Vorausschauend Handeln
Schweizerinnen und Schweizer sind in der Regel sparsam und vorausdenkend. Sie verlassen sich nicht nur auf die erste und die zweite Säule, die AHV und die Pensionskasse, die durch Gesetze geregelt sind; sie sparen wie die Eichhörnchen auch privat. Viele andere Länder staunen über den Erfolg der so genannten 3. Säule, der persönlichen Schweizer Vorsorge.

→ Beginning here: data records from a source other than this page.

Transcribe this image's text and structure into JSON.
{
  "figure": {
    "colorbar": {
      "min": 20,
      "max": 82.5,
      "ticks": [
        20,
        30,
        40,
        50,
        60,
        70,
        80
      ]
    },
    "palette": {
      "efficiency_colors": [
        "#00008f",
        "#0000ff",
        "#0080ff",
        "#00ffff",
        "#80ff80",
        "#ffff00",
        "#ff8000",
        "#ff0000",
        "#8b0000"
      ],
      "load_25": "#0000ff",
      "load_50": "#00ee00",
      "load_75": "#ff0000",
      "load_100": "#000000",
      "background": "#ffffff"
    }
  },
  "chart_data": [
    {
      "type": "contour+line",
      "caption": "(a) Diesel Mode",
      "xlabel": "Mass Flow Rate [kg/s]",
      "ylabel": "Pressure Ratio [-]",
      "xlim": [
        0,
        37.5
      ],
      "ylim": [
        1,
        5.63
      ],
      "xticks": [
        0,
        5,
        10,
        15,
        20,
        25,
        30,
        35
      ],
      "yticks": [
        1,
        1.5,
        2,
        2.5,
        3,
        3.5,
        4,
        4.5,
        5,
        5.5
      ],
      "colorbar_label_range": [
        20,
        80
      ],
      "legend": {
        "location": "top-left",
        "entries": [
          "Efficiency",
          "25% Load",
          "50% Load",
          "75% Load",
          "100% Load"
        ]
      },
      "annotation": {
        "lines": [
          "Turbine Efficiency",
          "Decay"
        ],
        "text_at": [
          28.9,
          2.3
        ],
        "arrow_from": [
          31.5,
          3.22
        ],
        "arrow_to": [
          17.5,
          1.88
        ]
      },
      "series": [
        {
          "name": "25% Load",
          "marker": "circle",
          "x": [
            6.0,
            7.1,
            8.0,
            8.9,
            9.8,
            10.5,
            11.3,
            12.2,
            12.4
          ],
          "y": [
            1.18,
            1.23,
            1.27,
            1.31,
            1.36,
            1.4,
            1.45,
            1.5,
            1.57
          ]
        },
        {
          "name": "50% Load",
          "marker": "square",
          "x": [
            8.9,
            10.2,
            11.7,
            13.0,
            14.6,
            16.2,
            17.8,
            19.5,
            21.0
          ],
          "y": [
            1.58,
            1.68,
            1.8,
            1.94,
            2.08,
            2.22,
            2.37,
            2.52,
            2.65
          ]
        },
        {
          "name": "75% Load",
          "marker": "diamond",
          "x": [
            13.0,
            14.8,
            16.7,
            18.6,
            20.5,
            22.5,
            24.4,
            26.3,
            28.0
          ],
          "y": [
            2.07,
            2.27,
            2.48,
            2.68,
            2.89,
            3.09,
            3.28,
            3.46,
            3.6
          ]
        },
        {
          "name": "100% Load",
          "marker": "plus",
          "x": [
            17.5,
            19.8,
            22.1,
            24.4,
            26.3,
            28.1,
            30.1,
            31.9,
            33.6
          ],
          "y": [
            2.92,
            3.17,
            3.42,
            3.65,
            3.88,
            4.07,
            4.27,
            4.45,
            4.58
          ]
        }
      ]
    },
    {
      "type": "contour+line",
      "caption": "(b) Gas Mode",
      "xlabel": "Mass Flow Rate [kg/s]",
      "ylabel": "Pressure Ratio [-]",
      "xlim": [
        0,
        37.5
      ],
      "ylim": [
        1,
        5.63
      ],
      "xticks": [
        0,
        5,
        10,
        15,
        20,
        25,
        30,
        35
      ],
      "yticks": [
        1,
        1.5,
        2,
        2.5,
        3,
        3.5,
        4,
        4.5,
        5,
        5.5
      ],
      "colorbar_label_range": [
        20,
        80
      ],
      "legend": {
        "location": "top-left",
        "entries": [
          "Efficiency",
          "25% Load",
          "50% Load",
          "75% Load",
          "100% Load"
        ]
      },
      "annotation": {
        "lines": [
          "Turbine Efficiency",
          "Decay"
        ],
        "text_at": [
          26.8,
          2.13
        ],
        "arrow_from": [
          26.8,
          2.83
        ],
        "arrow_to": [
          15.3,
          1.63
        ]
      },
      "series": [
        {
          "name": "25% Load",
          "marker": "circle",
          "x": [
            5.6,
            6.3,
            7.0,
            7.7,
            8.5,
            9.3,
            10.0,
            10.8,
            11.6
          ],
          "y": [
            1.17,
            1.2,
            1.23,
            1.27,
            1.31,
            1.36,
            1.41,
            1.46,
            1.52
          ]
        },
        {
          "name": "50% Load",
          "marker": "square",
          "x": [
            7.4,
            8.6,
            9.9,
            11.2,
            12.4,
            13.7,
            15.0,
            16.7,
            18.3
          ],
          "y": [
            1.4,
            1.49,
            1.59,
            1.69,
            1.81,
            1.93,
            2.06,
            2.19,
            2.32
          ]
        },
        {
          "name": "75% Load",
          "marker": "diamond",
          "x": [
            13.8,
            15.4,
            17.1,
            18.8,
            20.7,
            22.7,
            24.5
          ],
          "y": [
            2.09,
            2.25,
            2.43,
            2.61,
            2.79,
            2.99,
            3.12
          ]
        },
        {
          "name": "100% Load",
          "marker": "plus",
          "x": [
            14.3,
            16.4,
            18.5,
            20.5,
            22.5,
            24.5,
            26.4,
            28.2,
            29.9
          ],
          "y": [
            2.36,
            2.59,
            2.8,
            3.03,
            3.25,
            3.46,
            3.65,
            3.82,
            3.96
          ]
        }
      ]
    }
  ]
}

Sie wird aber auch belohnt, indem die gesetzlich festgelegten Beiträge für Festangestellte und Selbständige auf spezielle Konten einbezahlt, von den Steuern abgezogen und später, im Pensionsalter, zu einem reduzierten Rentensatz versteuert werden können. Die menschlichen Eichhörnchen haben die Wahl zwischen der Anlage bei Banken oder bei Versicherungen. Seit einigen Jahren gibt es sogar eine 3. Säule für ältere Berufstätige, die auch nach dem Pensionsalter weiterarbeiten.

Was kommt danach
Junge Leute denken sehr selten an das Leben im Alter. Sie überlegen selten, ob sie in reifen Jahren ihren gewohnten Lebensstandard aufrecht erhalten und sich sogar darüber hinaus einiges gönnen dürfen, für das sie früher nie Zeit hatten. Sind sie dann alt, ist es zu spät, an die Vororge zu denken. Die Zäsur in jungen Jahren erfolgt meist, wenn sich ein Paar entschliesst, sich zusammenzutun und eine Familie zu gründen. Dann wird ihnen zumindest die Verantwortung bewusst, die sie ihren Kindern gegenüber haben, aber auch sich selbst. Nicht weinige junge Menschen sind irritiert über die öfters durch die Politik angedrohte Kürzung von Pensionen oder gar der AHV-Renten und sie machen sich Sorgen, ob sie am Ende ihrer Berufstätigkeit noch genügend Geld erhalten werden, das ihren lebenslangen Einlagen entspricht.

Bevor es zu spät ist
Spare in der Zeit, so hast Du in der Not – dieses Sprichwort wiederholten öfters die Grosseltern, die härtere Zeiten erlebt hatten, dann von den Boomjahren profitierten und nun in der Finanz- und Wirtschaftkrise sehen, wie recht sie hatten, schon früh genug für später vorzusorgen.